Uber report shows shortage of women, minorities
Uber Technologies released its first diversity report yesterday, showing that women and non-white employees are underrepresented at the ride-services company - just as they are at many other technology firms.
Uber released the information after a series of revelations about its culture and business tactics that have incited calls for consumers to boycott the company and changes in senior management. A former employee last month recounted a workplace of sexual harassment and cut-throat competition, prompting Uber to launch an internal investigation.
Uber's workforce overall is comprised of 36% women, but that number falls to 15% when looking at employees with technical roles, the company said.
By comparison, Alphabet's Google's staff is 31% women, Twitter's is 37% women and messaging start-up Slack's workforce is 43% women, according to the companies' Web sites.
Half of Uber's total workforce is white, while Asians are the second-largest ethnic group at 31%, blacks make up nearly 9% and Hispanics account for less than 6%, according to the report.
However, when looking at just those employees with technical jobs, only 1% of Uber's staff is black and 2% is Hispanic.

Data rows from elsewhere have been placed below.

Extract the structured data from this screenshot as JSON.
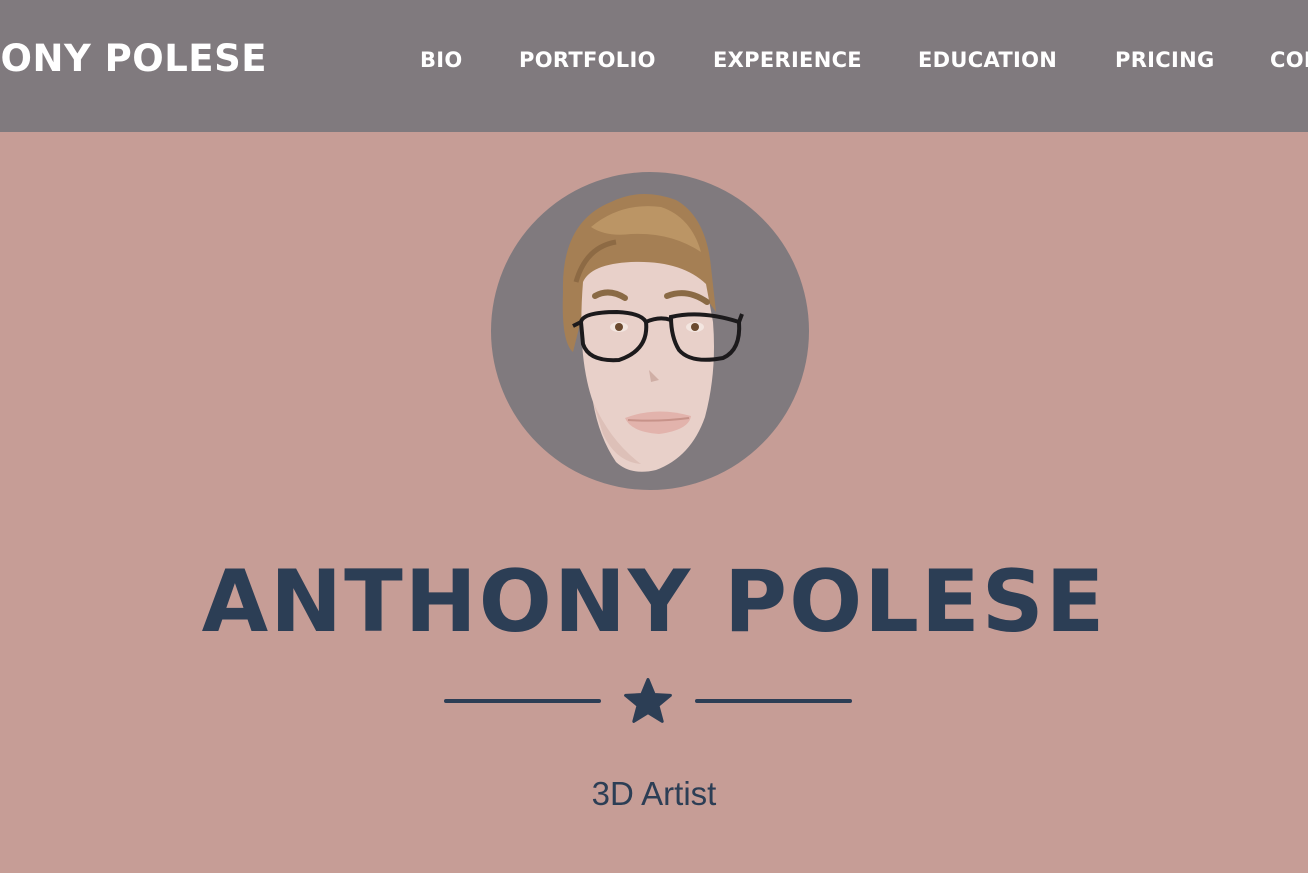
{
  "navbar": {
    "brand": "ANTHONY POLESE",
    "links": [
      {
        "label": "BIO"
      },
      {
        "label": "PORTFOLIO"
      },
      {
        "label": "EXPERIENCE"
      },
      {
        "label": "EDUCATION"
      },
      {
        "label": "PRICING"
      },
      {
        "label": "CONTACT"
      }
    ]
  },
  "hero": {
    "avatar_icon": "avatar-portrait",
    "title": "ANTHONY POLESE",
    "divider_icon": "star-icon",
    "subtitle": "3D Artist"
  },
  "colors": {
    "page_background": "#c69d96",
    "navbar_background": "#807a7e",
    "navbar_text": "#ffffff",
    "heading_text": "#2c3e55"
  }
}
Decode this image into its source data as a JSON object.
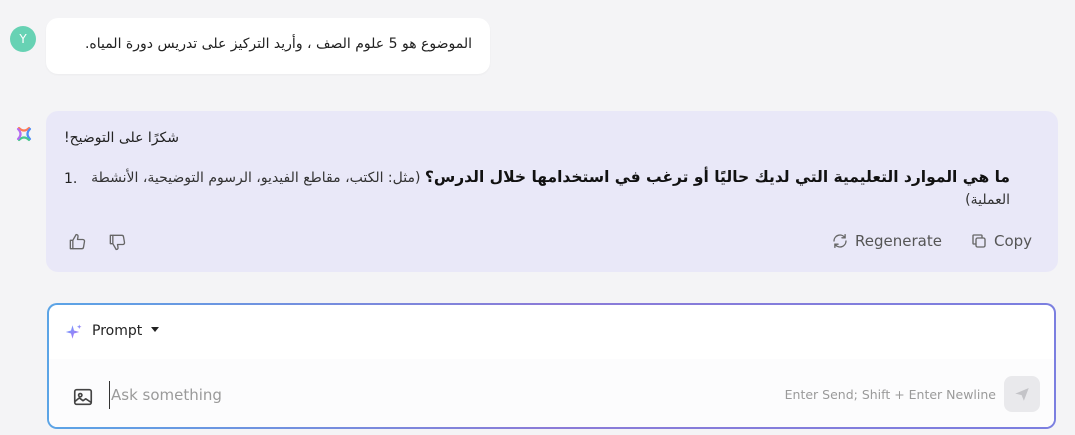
{
  "user_message": {
    "avatar_letter": "Y",
    "text": "الموضوع هو 5 علوم الصف ، وأريد التركيز على تدريس دورة المياه."
  },
  "assistant_message": {
    "greeting": "شكرًا على التوضيح!",
    "item_number": "1.",
    "item_bold": "ما هي الموارد التعليمية التي لديك حاليًا أو ترغب في استخدامها خلال الدرس؟",
    "item_rest": " (مثل: الكتب، مقاطع الفيديو، الرسوم التوضيحية، الأنشطة العملية)",
    "actions": {
      "regenerate_label": "Regenerate",
      "copy_label": "Copy"
    }
  },
  "prompt_box": {
    "mode_label": "Prompt",
    "input_placeholder": "Ask something",
    "input_value": "",
    "send_hint": "Enter Send; Shift + Enter Newline"
  },
  "colors": {
    "background": "#f4f4f6",
    "user_avatar": "#67d2b4",
    "assistant_bubble": "#e9e8f8",
    "accent_gradient_start": "#5ba4e6",
    "accent_gradient_end": "#8b7bd8"
  },
  "icons": {
    "thumbs_up": "thumbs-up-icon",
    "thumbs_down": "thumbs-down-icon",
    "regenerate": "refresh-icon",
    "copy": "copy-icon",
    "sparkle": "sparkle-icon",
    "image": "image-icon",
    "send": "send-icon",
    "logo": "app-logo-icon"
  }
}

"We need to do better and have much more work to do," Liane Hornsey, Uber's human resources chief, said in a blog post accompanying the diversity report, which was posted on Uber's Web site.

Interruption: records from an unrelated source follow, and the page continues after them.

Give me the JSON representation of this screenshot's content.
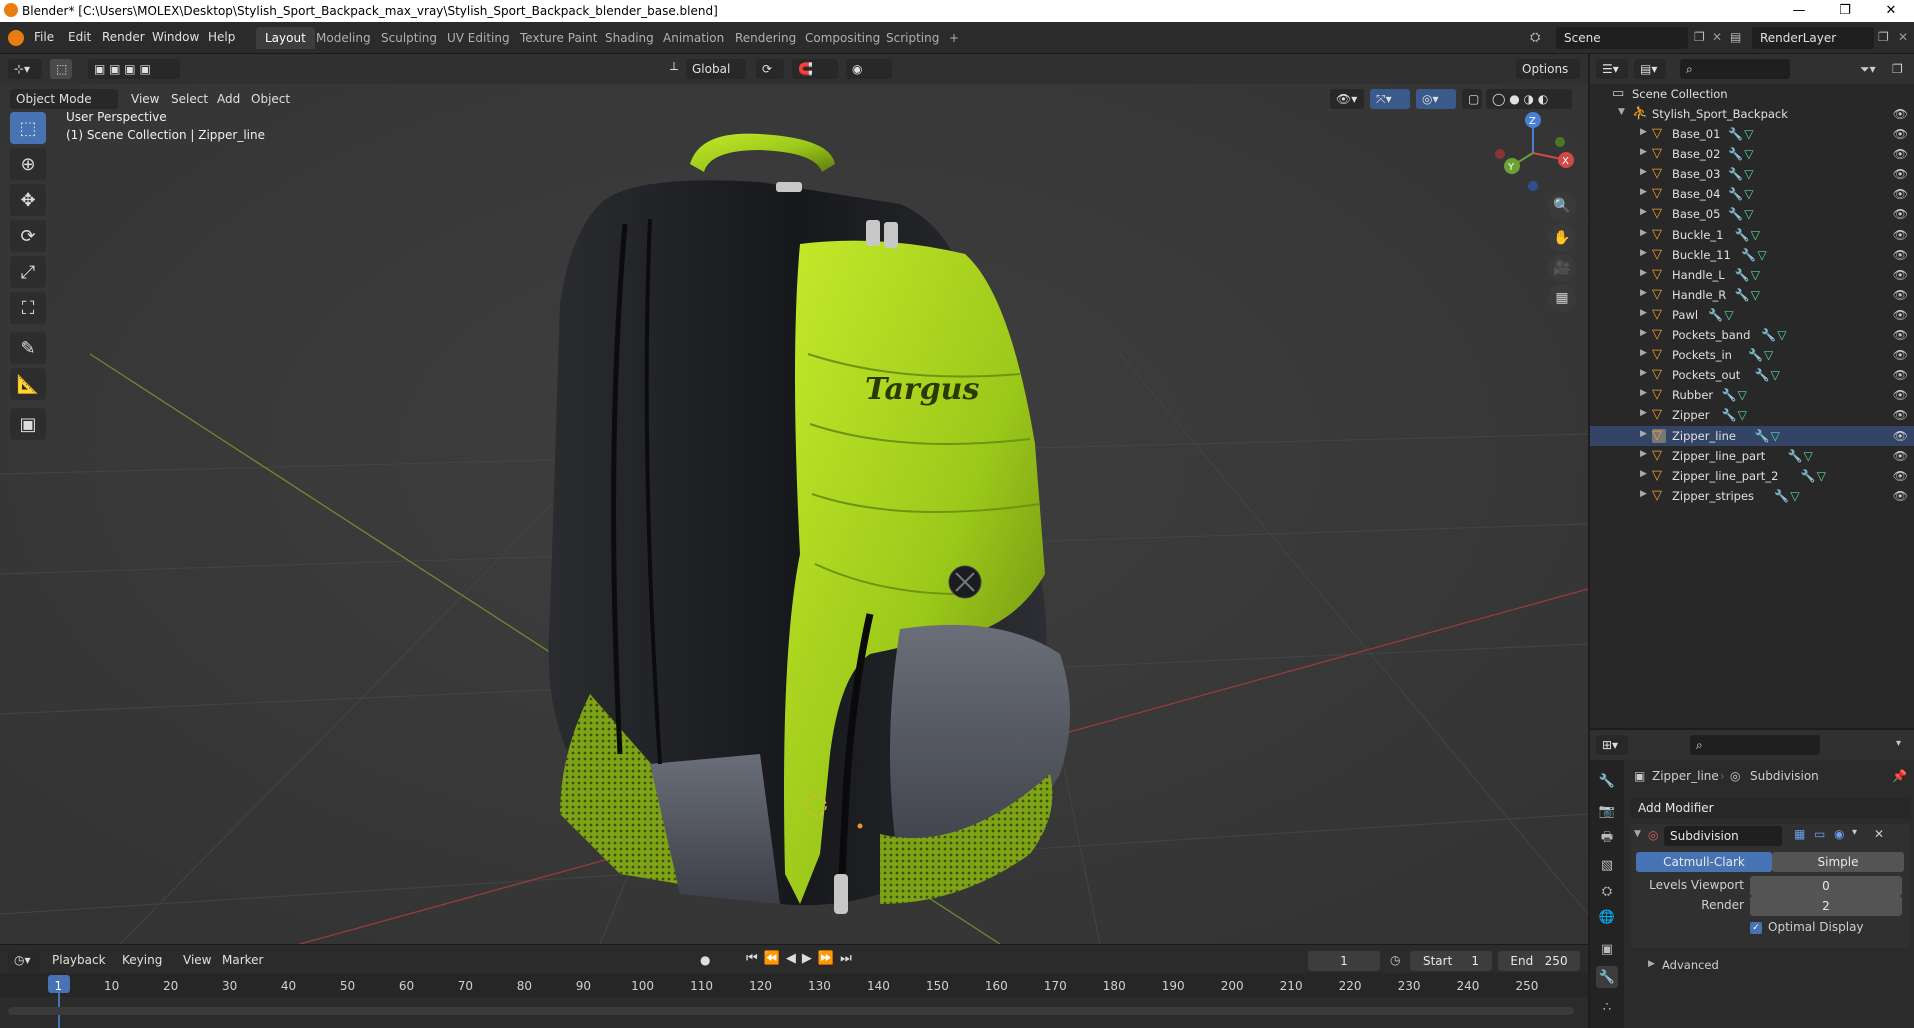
{
  "window": {
    "title": "Blender* [C:\\Users\\MOLEX\\Desktop\\Stylish_Sport_Backpack_max_vray\\Stylish_Sport_Backpack_blender_base.blend]",
    "minimize": "—",
    "maximize": "❐",
    "close": "✕"
  },
  "menu": [
    "File",
    "Edit",
    "Render",
    "Window",
    "Help"
  ],
  "workspaces": [
    "Layout",
    "Modeling",
    "Sculpting",
    "UV Editing",
    "Texture Paint",
    "Shading",
    "Animation",
    "Rendering",
    "Compositing",
    "Scripting"
  ],
  "add_workspace": "+",
  "scene": {
    "name": "Scene",
    "render_layer": "RenderLayer"
  },
  "viewport": {
    "mode": "Object Mode",
    "menus": [
      "View",
      "Select",
      "Add",
      "Object"
    ],
    "orientation": "Global",
    "options": "Options",
    "perspective": "User Perspective",
    "collection_info": "(1) Scene Collection | Zipper_line",
    "axis_labels": {
      "z": "Z",
      "y": "Y",
      "x": "X"
    },
    "logo_text": "Targus"
  },
  "outliner": {
    "root": "Scene Collection",
    "collection": "Stylish_Sport_Backpack",
    "objects": [
      "Base_01",
      "Base_02",
      "Base_03",
      "Base_04",
      "Base_05",
      "Buckle_1",
      "Buckle_11",
      "Handle_L",
      "Handle_R",
      "Pawl",
      "Pockets_band",
      "Pockets_in",
      "Pockets_out",
      "Rubber",
      "Zipper",
      "Zipper_line",
      "Zipper_line_part",
      "Zipper_line_part_2",
      "Zipper_stripes"
    ],
    "selected": "Zipper_line"
  },
  "properties": {
    "object": "Zipper_line",
    "modifier_breadcrumb": "Subdivision",
    "add_modifier": "Add Modifier",
    "modifier_name": "Subdivision",
    "catmull": "Catmull-Clark",
    "simple": "Simple",
    "levels_viewport_label": "Levels Viewport",
    "levels_viewport": "0",
    "render_label": "Render",
    "render": "2",
    "optimal_display": "Optimal Display",
    "advanced": "Advanced"
  },
  "timeline": {
    "menus": [
      "Playback",
      "Keying",
      "View",
      "Marker"
    ],
    "current_frame": "1",
    "start_label": "Start",
    "start": "1",
    "end_label": "End",
    "end": "250",
    "ticks": [
      "1",
      "10",
      "20",
      "30",
      "40",
      "50",
      "60",
      "70",
      "80",
      "90",
      "100",
      "110",
      "120",
      "130",
      "140",
      "150",
      "160",
      "170",
      "180",
      "190",
      "200",
      "210",
      "220",
      "230",
      "240",
      "250"
    ]
  },
  "colors": {
    "accent": "#4772b3",
    "viewport_bg": "#393939",
    "backpack_green": "#a6d21c",
    "backpack_black": "#1e1f22"
  }
}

Uber also announced in the report it was committing $3 million over the next three years to support organisations working to bring more women and underrepresented groups into tech. It did not say which organisations would benefit.
Hornsey acknowledged: "It's no secret that we're late to release these numbers." Technology companies, including start-ups, have released annual diversity reports for years. Uber was founded in 2009.

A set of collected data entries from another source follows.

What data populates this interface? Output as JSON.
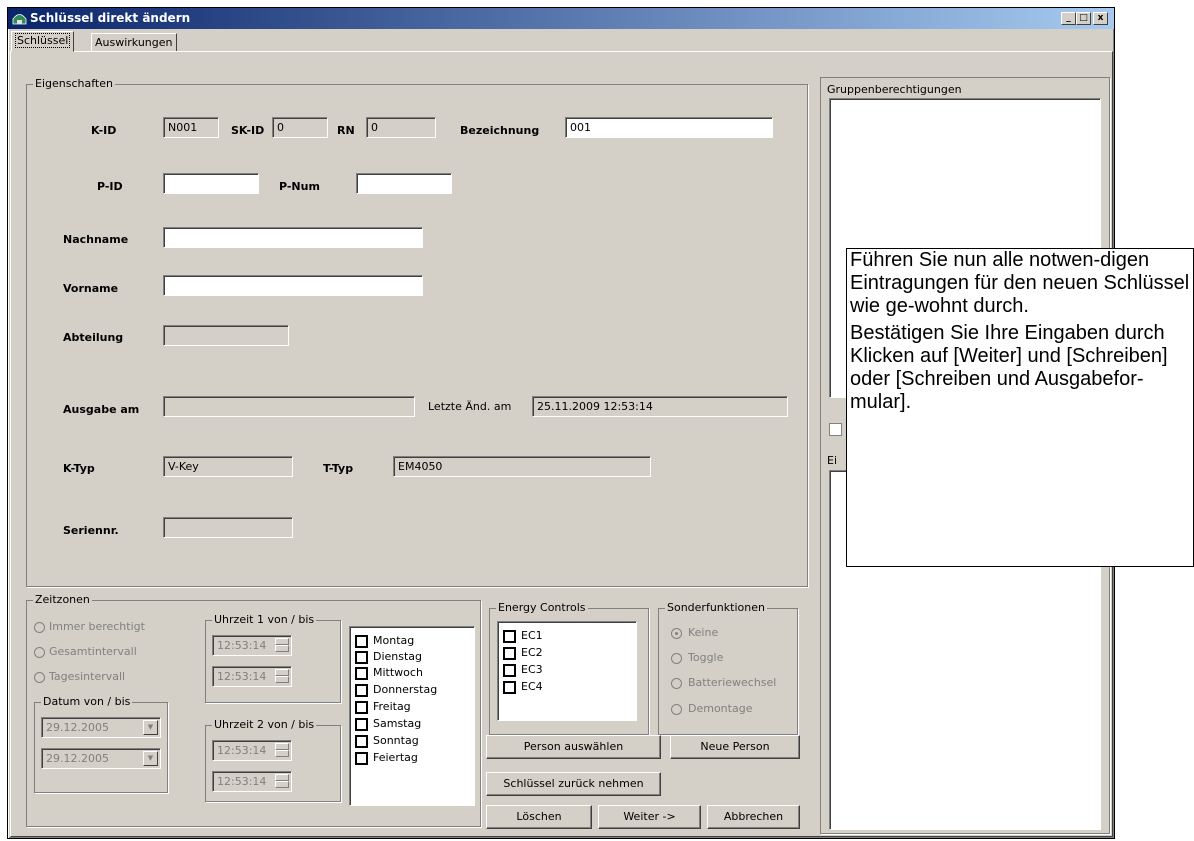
{
  "window": {
    "title": "Schlüssel direkt ändern",
    "controls": {
      "minimize": "_",
      "maximize": "□",
      "close": "x"
    }
  },
  "tabs": [
    {
      "label": "Schlüssel",
      "active": true
    },
    {
      "label": "Auswirkungen",
      "active": false
    }
  ],
  "eigenschaften": {
    "legend": "Eigenschaften",
    "kid_label": "K-ID",
    "kid_value": "N001",
    "skid_label": "SK-ID",
    "skid_value": "0",
    "rn_label": "RN",
    "rn_value": "0",
    "bezeichnung_label": "Bezeichnung",
    "bezeichnung_value": "001",
    "pid_label": "P-ID",
    "pid_value": "",
    "pnum_label": "P-Num",
    "pnum_value": "",
    "nachname_label": "Nachname",
    "nachname_value": "",
    "vorname_label": "Vorname",
    "vorname_value": "",
    "abteilung_label": "Abteilung",
    "abteilung_value": "",
    "ausgabe_label": "Ausgabe am",
    "ausgabe_value": "",
    "letzte_label": "Letzte Änd. am",
    "letzte_value": "25.11.2009 12:53:14",
    "ktyp_label": "K-Typ",
    "ktyp_value": "V-Key",
    "ttyp_label": "T-Typ",
    "ttyp_value": "EM4050",
    "seriennr_label": "Seriennr.",
    "seriennr_value": ""
  },
  "zeitzonen": {
    "legend": "Zeitzonen",
    "options": [
      "Immer berechtigt",
      "Gesamtintervall",
      "Tagesintervall"
    ],
    "datum_legend": "Datum von / bis",
    "datum_von": "29.12.2005",
    "datum_bis": "29.12.2005",
    "uhrzeit1_legend": "Uhrzeit 1 von / bis",
    "uhrzeit1_von": "12:53:14",
    "uhrzeit1_bis": "12:53:14",
    "uhrzeit2_legend": "Uhrzeit 2 von / bis",
    "uhrzeit2_von": "12:53:14",
    "uhrzeit2_bis": "12:53:14",
    "days": [
      "Montag",
      "Dienstag",
      "Mittwoch",
      "Donnerstag",
      "Freitag",
      "Samstag",
      "Sonntag",
      "Feiertag"
    ]
  },
  "energy_controls": {
    "legend": "Energy Controls",
    "items": [
      "EC1",
      "EC2",
      "EC3",
      "EC4"
    ]
  },
  "sonderfunktionen": {
    "legend": "Sonderfunktionen",
    "options": [
      "Keine",
      "Toggle",
      "Batteriewechsel",
      "Demontage"
    ],
    "selected": "Keine"
  },
  "buttons": {
    "person_auswaehlen": "Person auswählen",
    "neue_person": "Neue Person",
    "schluessel_zurueck": "Schlüssel zurück nehmen",
    "loeschen": "Löschen",
    "weiter": "Weiter ->",
    "abbrechen": "Abbrechen"
  },
  "right_panel": {
    "gruppen_legend": "Gruppenberechtigungen",
    "second_legend_fragment": "Ei"
  },
  "callout": {
    "paragraph1": "Führen Sie nun alle notwen-digen Eintragungen für den neuen Schlüssel wie ge-wohnt durch.",
    "paragraph2": "Bestätigen Sie Ihre Eingaben durch Klicken auf [Weiter] und [Schreiben] oder [Schreiben und Ausgabefor-mular]."
  },
  "colors": {
    "titlebar_start": "#0a246a",
    "titlebar_end": "#a6caf0",
    "face": "#d4d0c8"
  }
}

Uber's report comes more than a month after a former employee, Susan Fowler, wrote a blog post describing a company culture where sexual harassment was common and went unpunished.
The allegations prompted an internal investigation being led by former US attorney general Eric Holder, and a public rebuke from early Uber investors Mitch Kapor and Freada Kapor Klein.
Uber said in its diversity report that its hiring practices are improving. Last year, Hornsey said, 41% of new employees were women, which is five percentage points more than the proportion of women in its overall workforce. Uber's pool of new hires also has a larger percentage of blacks and Hispanics.